Тот немного поартачился, но уступил. Дни его транспорта и вправду были сочтены. В Москве прорыли метро, со дня на день все ждали открытия станций.
– Боря, отвезете меня вечером в «Националь»?
Шофер кивнул. Он никогда не отказывался от дополнительного заработка и дорожил своим местом. Тем более что автомобиль принадлежал Пекарской.
– Подождать вас там?
– Нет, это не нужно. Не хочу вас снова мучить, – ответила Анна. В прошлый раз она и Маша Владимирова веселились на вечере джазовой музыки в «Национале» до четырех утра.
– Но вот завтра прием в американском посольстве, оттуда попрошу меня забрать.
Борис снова кивнул и, вспомнив что-то, показал на газету, которая лежала на сиденье.
– Анна Георгиевна, в «Вечерке» про ваш новый спектакль написано.
– Хвалят или ругают? – оживилась Анна, протягивая руку за газетой.
– Ни то ни другое, – ответил Борис. – Пишут, что американки с вами выступают. Одеты во фраки и цилиндры.
Интерес в глазах Анны пропал. Она мельком посмотрела на картинку с иностранными артистками и бросила газету обратно.
– А, это просто американских циркачек добавили! По сценарию у нас с ними соревнование.
– Мои сестра и шурин все мечтают на ваше представление попасть. Надоело, говорят, влачить скучное существование. Вдруг захотелось им чего-то непостижимого, большого и впечатлительного. С меня пример берут, – сказал Борис, сосредоточенно вглядываясь в дорогу. – Ведь я им все время говорю – поднимайте свой кругозор!

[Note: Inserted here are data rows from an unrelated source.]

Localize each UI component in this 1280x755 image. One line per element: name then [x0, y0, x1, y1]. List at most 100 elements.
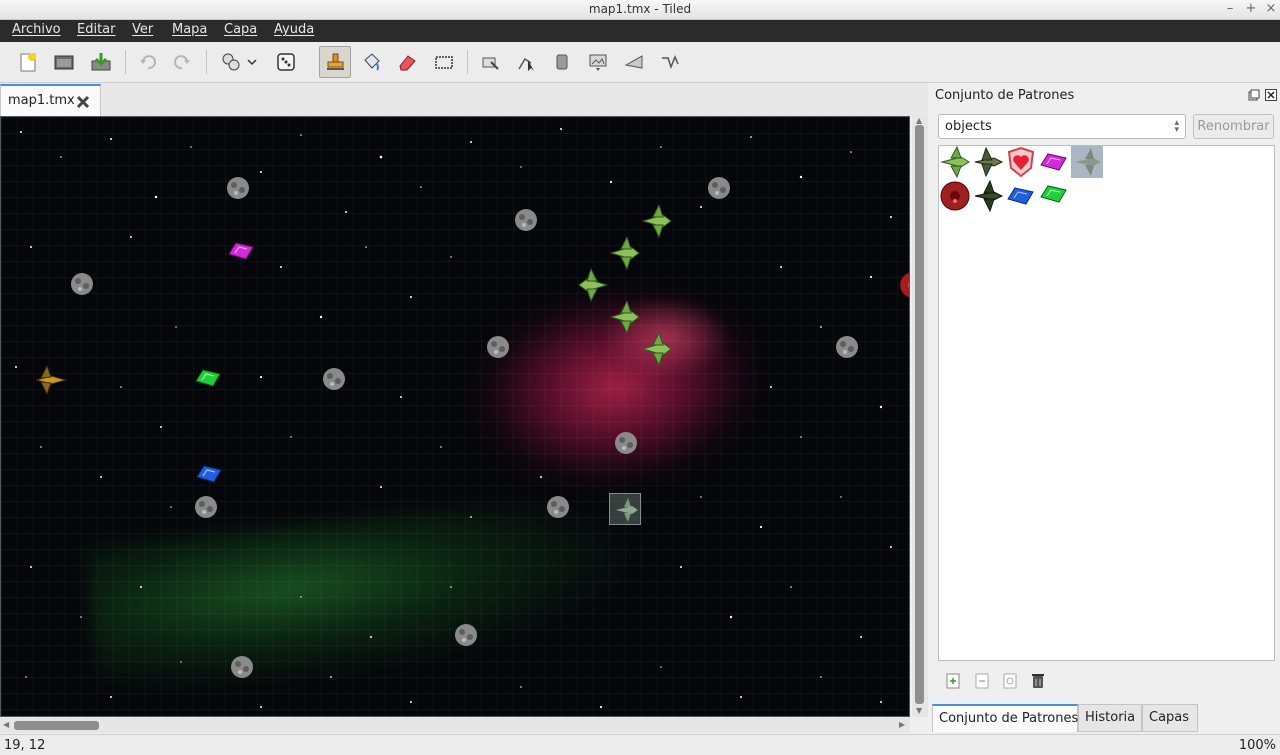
tab-history[interactable]: Historia	[1078, 704, 1142, 732]
tile-dark-fighter[interactable]	[972, 146, 1004, 178]
float-dock-icon[interactable]	[1248, 89, 1260, 101]
red-mine[interactable]	[897, 269, 910, 301]
tileset-tools	[938, 666, 1275, 698]
zoom-level[interactable]: 100%	[1239, 738, 1276, 753]
asteroid[interactable]	[543, 492, 573, 522]
save-icon[interactable]	[85, 46, 117, 78]
open-icon[interactable]	[48, 46, 80, 78]
redo-icon[interactable]	[166, 46, 198, 78]
asteroid[interactable]	[451, 620, 481, 650]
scroll-right-icon[interactable]: ▶	[899, 720, 905, 729]
tileset-properties-icon[interactable]	[1001, 672, 1019, 690]
gem-green[interactable]	[193, 366, 223, 390]
asteroid[interactable]	[319, 364, 349, 394]
green-fighter[interactable]	[639, 203, 675, 239]
asteroid[interactable]	[483, 332, 513, 362]
menu-ayuda[interactable]: Ayuda	[274, 22, 314, 37]
rename-button[interactable]: Renombrar	[1193, 114, 1274, 139]
green-fighter[interactable]	[575, 267, 611, 303]
tile-dark-fighter-2[interactable]	[972, 179, 1004, 213]
asteroid[interactable]	[611, 428, 641, 458]
menu-archivo[interactable]: Archivo	[12, 22, 61, 37]
chevron-updown-icon: ▴ ▾	[1174, 118, 1179, 135]
undo-icon[interactable]	[132, 46, 164, 78]
close-tab-icon[interactable]	[75, 94, 91, 110]
tile-preview	[609, 493, 641, 525]
gold-fighter[interactable]	[31, 362, 67, 398]
magic-wand-icon[interactable]	[474, 46, 506, 78]
title-bar: map1.tmx - Tiled – + ×	[0, 0, 1280, 20]
tile-gem-blue[interactable]	[1005, 180, 1037, 212]
toolbar-separator	[125, 50, 126, 74]
dropdown-icon[interactable]	[244, 46, 260, 78]
tile-gem-green[interactable]	[1038, 180, 1070, 212]
gem-magenta[interactable]	[226, 239, 256, 263]
menu-ver[interactable]: Ver	[132, 22, 153, 37]
map-canvas[interactable]	[0, 116, 910, 717]
close-window-icon[interactable]: ×	[1263, 1, 1279, 16]
dock-splitter[interactable]	[928, 83, 932, 733]
horizontal-scrollbar[interactable]: ◀ ▶	[0, 717, 910, 733]
new-map-icon[interactable]	[12, 46, 44, 78]
asteroid[interactable]	[227, 652, 257, 682]
eraser-icon[interactable]	[391, 46, 423, 78]
horizontal-scroll-thumb[interactable]	[14, 721, 99, 730]
tab-layers[interactable]: Capas	[1142, 704, 1198, 732]
insert-rect-icon[interactable]	[546, 46, 578, 78]
tab-map1[interactable]: map1.tmx	[0, 84, 101, 116]
tile-green-fighter[interactable]	[939, 145, 971, 179]
minimize-icon[interactable]: –	[1222, 1, 1238, 16]
document-tab-bar: map1.tmx	[0, 83, 928, 116]
menu-capa[interactable]: Capa	[224, 22, 257, 37]
dice-icon[interactable]	[270, 46, 302, 78]
tab-label: map1.tmx	[8, 93, 75, 108]
stamp-brush-icon[interactable]	[319, 46, 351, 78]
toolbar-separator	[467, 50, 468, 74]
dock-buttons	[1248, 89, 1278, 103]
status-bar: 19, 12 100%	[0, 734, 1280, 755]
insert-polyline-icon[interactable]	[654, 46, 686, 78]
green-fighter[interactable]	[607, 235, 643, 271]
tileset-view[interactable]	[938, 145, 1275, 661]
window-title: map1.tmx - Tiled	[588, 2, 692, 16]
menu-mapa[interactable]: Mapa	[172, 22, 207, 37]
menu-bar: Archivo Editar Ver Mapa Capa Ayuda	[0, 20, 1280, 42]
asteroid[interactable]	[832, 332, 862, 362]
import-tileset-icon[interactable]	[973, 672, 991, 690]
tile-red-mine[interactable]	[939, 180, 971, 212]
vertical-scroll-thumb[interactable]	[915, 125, 924, 704]
menu-editar[interactable]: Editar	[77, 22, 116, 37]
asteroid[interactable]	[704, 173, 734, 203]
new-tileset-icon[interactable]	[944, 672, 962, 690]
maximize-icon[interactable]: +	[1243, 1, 1259, 16]
tab-tilesets[interactable]: Conjunto de Patrones	[932, 704, 1078, 732]
tile-gem-magenta[interactable]	[1038, 146, 1070, 178]
asteroid[interactable]	[191, 492, 221, 522]
object-select-icon[interactable]	[510, 46, 542, 78]
vertical-scrollbar[interactable]: ▲ ▼	[912, 116, 928, 717]
tileset-select[interactable]: objects ▴ ▾	[938, 114, 1186, 139]
bucket-fill-icon[interactable]	[355, 46, 387, 78]
remove-tileset-icon[interactable]	[1029, 672, 1047, 690]
asteroid[interactable]	[223, 173, 253, 203]
scroll-left-icon[interactable]: ◀	[3, 720, 9, 729]
tile-ghost-fighter[interactable]	[1071, 146, 1103, 178]
close-dock-icon[interactable]	[1265, 89, 1277, 101]
scroll-up-icon[interactable]: ▲	[916, 116, 922, 125]
gem-blue[interactable]	[194, 462, 224, 486]
toolbar-separator	[206, 50, 207, 74]
asteroid[interactable]	[511, 205, 541, 235]
rect-select-icon[interactable]	[428, 46, 460, 78]
random-mode-icon[interactable]	[215, 46, 247, 78]
tile-heart-shield[interactable]	[1005, 146, 1037, 178]
insert-image-icon[interactable]	[582, 46, 614, 78]
cursor-coordinates: 19, 12	[4, 738, 46, 753]
scroll-down-icon[interactable]: ▼	[916, 706, 922, 715]
asteroid[interactable]	[67, 269, 97, 299]
tileset-dock-title: Conjunto de Patrones	[935, 88, 1075, 103]
tileset-select-value: objects	[945, 119, 992, 134]
green-fighter[interactable]	[607, 299, 643, 335]
main-toolbar	[0, 42, 1280, 83]
insert-polygon-icon[interactable]	[618, 46, 650, 78]
green-fighter[interactable]	[639, 331, 675, 367]
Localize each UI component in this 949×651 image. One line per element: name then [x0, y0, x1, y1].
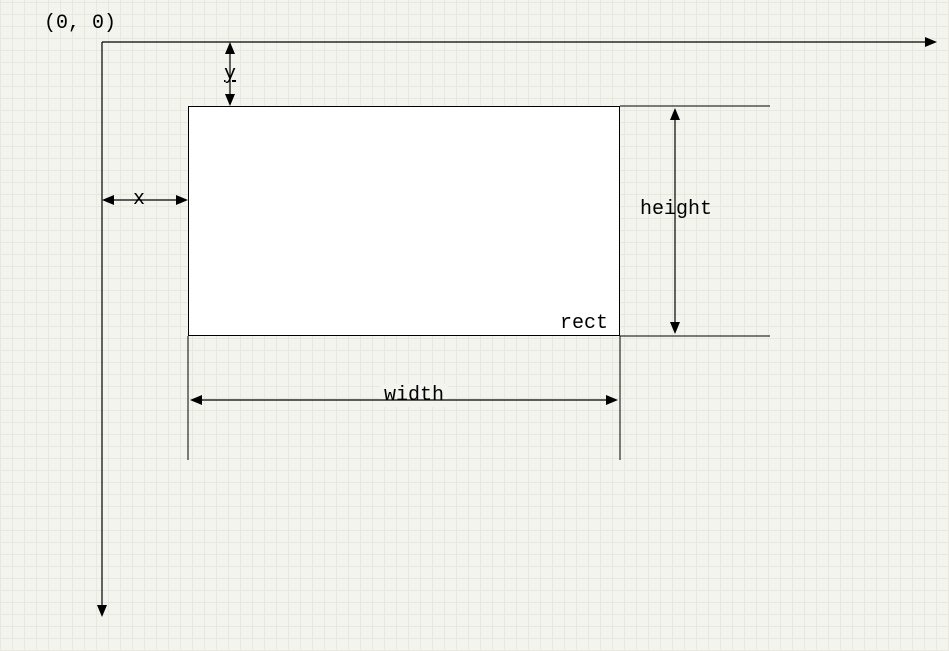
height-label: height — [640, 198, 712, 221]
rectangle — [188, 106, 620, 336]
y-label: y — [224, 63, 236, 86]
rect-label: rect — [560, 312, 608, 335]
width-label: width — [380, 384, 448, 407]
origin-label: (0, 0) — [44, 12, 116, 35]
x-label: x — [133, 188, 145, 211]
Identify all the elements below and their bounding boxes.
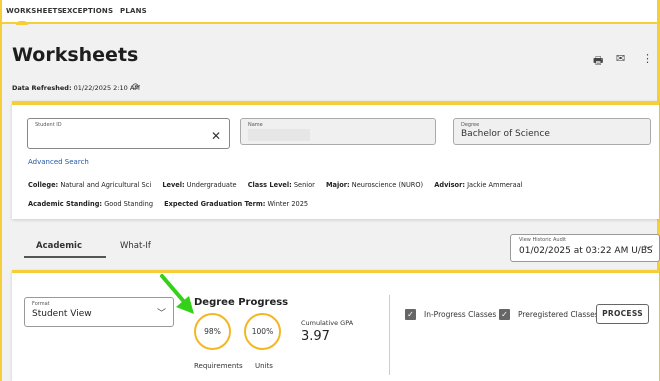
name-label: Name [248, 122, 263, 128]
in-progress-checkbox[interactable]: ✓ [405, 309, 416, 320]
format-value: Student View [32, 309, 92, 319]
name-value-redacted [248, 129, 310, 141]
gpa-label: Cumulative GPA [301, 319, 354, 327]
tab-plans[interactable]: PLANS [120, 7, 147, 15]
advisor-value: Jackie Ammeraal [467, 181, 523, 189]
app-frame: WORKSHEETS EXCEPTIONS PLANS Worksheets 🖶… [2, 0, 660, 381]
gpa-value: 3.97 [301, 329, 330, 344]
degree-value: Bachelor of Science [461, 129, 550, 139]
advanced-search-link[interactable]: Advanced Search [28, 158, 89, 166]
name-field[interactable]: Name [240, 118, 436, 145]
page-title: Worksheets [12, 44, 139, 66]
in-progress-label: In-Progress Classes [424, 310, 497, 319]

Пекарская улыбнулась и в который раз дала себе обещание записывать за своим шофером. Нельзя быть ленивой, когда такие жемчужины сами в руки сыплются. Вот Сережа Иварсон давно украл бы у Бориса парочку-другую выражений.
– Если ваши родственники так сильно хотят, то надо осуществить их мечту.
– Так к кассе вашей не подступишься! А если подступишься, отвечают, что все ушло ко всяким там льготникам-мульготникам, работникам-ударникам, культурникам-физкультурникам.
Новый спектакль про цирк шел уже пятый месяц, но – Борис не преувеличивал – попасть на него было очень сложно.
Шофер с досадой хлопнул по рулю.
– Культпоходы у них, понимаешь. В общем, никак не возможно без блата!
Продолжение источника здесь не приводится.